Boutade aussi, dira-t-on. Sans doute, mais qui prouve, du moins, qu’un érudit, chez nous, n’est pas nécessairement un pédant alourdi de science. Vous avez vu comme la manière de Mgr Duchesne, jusque dans ce pastiche, restait vive et succincte. Le jour qu’il voulut faire œuvre d’historien, il n’eut presque rien à changer dans ce style net, un peu court et qui ressemble assez au style de Montesquieu.

Hélas ! nous sommes si gâtés de romantisme que nous ne savons plus apprécier à sa valeur un style comme celui-là. C’est au nombre et à la splendeur des images que nous jugeons du style d’un écrivain. Je ne veux pas dire du mal des images. L’image est évidemment un progrès sur le geste : elle est trop souvent la ressource des esprits incapables d’étreindre leur pensée et de l’exprimer dans toute sa sévère et vigoureuse nudité. C’est un don de sauvage — ou de poète. L’humanité pensa d’abord par images ; elle ne s’est haussée que par étapes du concret à l’abstrait. Nos plus beaux siècles littéraires sont ceux où, comme chez Mgr Duchesne, la raison parla le langage de la raison…

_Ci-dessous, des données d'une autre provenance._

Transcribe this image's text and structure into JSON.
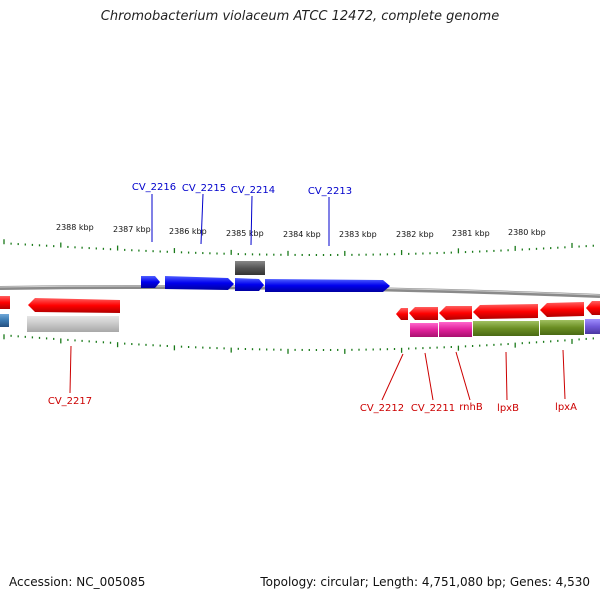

Et j’ai cité encore, après Mme d’Habloville, cette page peu connue de Mgr Duchesne pour bien marquer sa position dans le camp des exégètes. Paul Souday, sans en faire tout à fait un esprit fort, veut cependant qu’il y ait eu dans sa physionomie et dans sa verve quelques traits du vieil Arouet. Dans sa physionomie peut-être, dans le plissement de son œil malicieux et dans ses lèvres minces d’où, comme d’un arc tendu, partait le mot acéré, mais la qualité de ce mot, l’humanisme de cette verve faisait plutôt songer à Erasme dont le portrait — le seul avec celui de Mommsen — décorait son cabinet du palais Farnèse. Je crois bien qu’après la guerre, Mommsen disparut, mais Erasme resta. Et cet Erasme, en effet, sceptique et croyant, téméraire et circonspect, brouillé avec Luther, comme Mgr Duchesne avec Renan, mais qui trouve le moyen de se concilier les bonnes grâces du pape Léon X et du schismatique Henri VIII, ressemble par tant de côtés à notre prélat !

Nulle duplicité là-dedans et aussi bien les hommes de ce type sont assez fréquents chez les Bretons, race d’éternels louvoyeurs qui ne détestent rien tant que le vent arrière et préfèrent à la ligne droite, facile et sans danger, les bordées aventureuses dans toutes les directions. La grande adresse de Mgr Duchesne — et peut-être sa plus grande jouissance — fut de naviguer toute sa vie sous le pavillon de l’Église dans les eaux du libre-examen, sans amener son pavillon et sans renoncer — pour tout ce qui n’était pas le dogme — aux principes du libre-examen. Je dois dire pourtant qu’une petite aventure personnelle ne laissa pas de m’inspirer certains doutes sur la sûreté de son information : il avait parlé de moi au bon éditeur Honoré Champion comme d’un de ses élèves (du temps où il enseignait à l’institution Saint-Vincent de Rennes) ; il ajoutait même — sympathiquement : « C’était un fameux cancre. » Ayant eu plus tard l’occasion d’entrer en rapports avec lui, je ne crus pas devoir l’encourager dans son erreur, si avantageuse qu’elle me fût, et je lui confessai que c’était mon frère Alphonse, et non moi, qui avait eu l’honneur de paître sous sa férule. Et je le priais en même temps de reporter sur le cadet des Le Goffic la sympathie qu’il semblait avoir gardée pour l’aîné.

Ah ! la riposte ne traîna pas !

« Je sais ce que je dis, m’écrivit ou à peu près Mgr Duchesne, et c’est bien vous et pas un autre qui avez été mon élève à Saint-Vincent. »

Les palmarès du lycée de Rennes font pourtant foi du contraire ; mais j’étais candidat à un fauteuil de l’Académie, et Mgr Duchesne était académicien, ecclésiastique et irritable. Qu’auriez-vous décidé à ma place ? Moi je crois bien que je lui répondis — comme Pandore :

— Monseigneur, vous avez raison.




  1. Mme d’Habloville n’est point la seule qui parle ainsi et c’est le même son de cloche que nous entendons dans les Débats chez M. Étienne Dupont, le micheletiste incomparable, l’érudit charmant qui fut souvent le compagnon de vacances et d’excursions de Mgr Duchesne et qui a entendu maintes fois le prélat s’indigner — « avec quel feu dans le regard, avec quelle tristesse sur son fin visage » — des « propos ineptes et inconvenants » que certains journalistes lui prêtaient à l’adresse de personnes augustes et vénérables.
  2. Tournure tout de même un peu trop vulgaire dans cette bouche raffinée.